Private cloud platforms provide a controlled and standardised environment for hosting traditional workload, but without many of the advantages of a public cloud platform. Public cloud platforms are designed to provide cheap commodity infrastructure – often built upon customised white-box hardware designed specifically for the needs of the public cloud provider, in a manner that can scale larger and faster than a dedicated private cloud environment, although with less customer control.
Public cloud infrastructure providers generally provide compute, storage and network resources in a shared manner – with multiple customers consuming the same physical infrastructure. Several public cloud providers can now also provide resources in a dedicated manner, with some even able to provide a combination of virtual and physical infrastructure through either internet or private wide area network connectivity.
These capabilities and resources are typically consumed in pay-as-you-go model based on the actual usage of resources incurred and generally without a pre-existing contractual arrangement (although many enterprises still look for this).

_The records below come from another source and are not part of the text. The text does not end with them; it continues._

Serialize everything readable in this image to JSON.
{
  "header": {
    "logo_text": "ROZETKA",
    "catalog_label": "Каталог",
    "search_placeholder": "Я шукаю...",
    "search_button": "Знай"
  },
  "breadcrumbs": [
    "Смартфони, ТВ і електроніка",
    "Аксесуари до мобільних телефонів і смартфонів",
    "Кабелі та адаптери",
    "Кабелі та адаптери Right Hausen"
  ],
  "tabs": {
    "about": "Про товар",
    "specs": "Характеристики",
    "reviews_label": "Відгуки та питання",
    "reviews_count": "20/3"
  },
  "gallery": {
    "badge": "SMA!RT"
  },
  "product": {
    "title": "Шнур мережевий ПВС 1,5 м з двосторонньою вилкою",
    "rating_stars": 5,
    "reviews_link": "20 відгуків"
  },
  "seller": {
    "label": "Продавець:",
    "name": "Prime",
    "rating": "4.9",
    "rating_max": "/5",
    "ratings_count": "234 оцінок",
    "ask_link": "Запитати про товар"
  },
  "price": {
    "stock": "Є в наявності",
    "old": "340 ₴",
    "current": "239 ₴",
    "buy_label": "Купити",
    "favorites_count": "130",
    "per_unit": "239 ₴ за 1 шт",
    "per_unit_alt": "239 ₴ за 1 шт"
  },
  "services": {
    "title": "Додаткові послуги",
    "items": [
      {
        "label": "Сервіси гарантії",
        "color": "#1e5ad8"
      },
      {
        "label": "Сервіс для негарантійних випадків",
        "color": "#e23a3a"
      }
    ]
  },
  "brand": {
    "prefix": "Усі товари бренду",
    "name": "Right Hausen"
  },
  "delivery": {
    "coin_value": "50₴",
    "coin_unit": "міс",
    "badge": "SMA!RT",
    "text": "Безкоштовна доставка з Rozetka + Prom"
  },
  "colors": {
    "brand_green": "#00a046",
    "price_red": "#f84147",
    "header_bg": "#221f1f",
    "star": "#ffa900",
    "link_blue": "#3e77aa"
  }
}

Due to the lack of enterprise integration, these services can typically be consumed immediately; however, despite the rapid provisioning, additional customisation and services are typically needed before the business can consume this infrastructure in a compliant manner.
Public cloud infrastructure providers (IaaS) offer infrastructure services that must be managed by the customer, as the cloud providers generally lack integrated systems management capabilities and the delivery organisation needed to effectively manage the workload. There are some examples where public cloud providers are starting to move down that path.

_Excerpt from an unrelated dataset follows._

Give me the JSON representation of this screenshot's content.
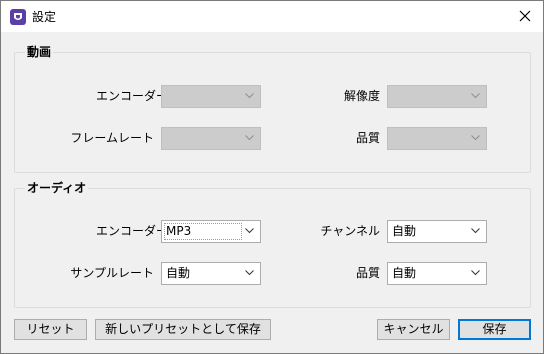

These cloud platforms can nonetheless be enhanced by add-on systems management services, usually from an independent supplier, for example, IBM systems management built upon IBM Cloud or Amazon EC2 cloud IaaS.
These additional systems management capabilities are still required for hosting traditional workload – the cloud hosting must still be compliant to security and regulatory requirements and policies, and must be repaired when a fault occurs in order to limit disruption to a business application.
This is often where one of the key changes occurs in how an application uses infrastructure. I’m often asked what the SLA is for the public cloud IaaS (not to mention the PaaS). Whilst it’s good to understand the target levels of availability for a cloud platform, your business should not be reliant on those SLAs. If a cloud platform suffers an outage (as has happened to all major cloud providers at some point), a credit can typically be provided back to the consuming business. However, the application was still down, and customers were still impacted. Applications should be designed to not be as reliant upon the base infrastructure’s level of reliability, and instead themselves able to maintain service around such failures.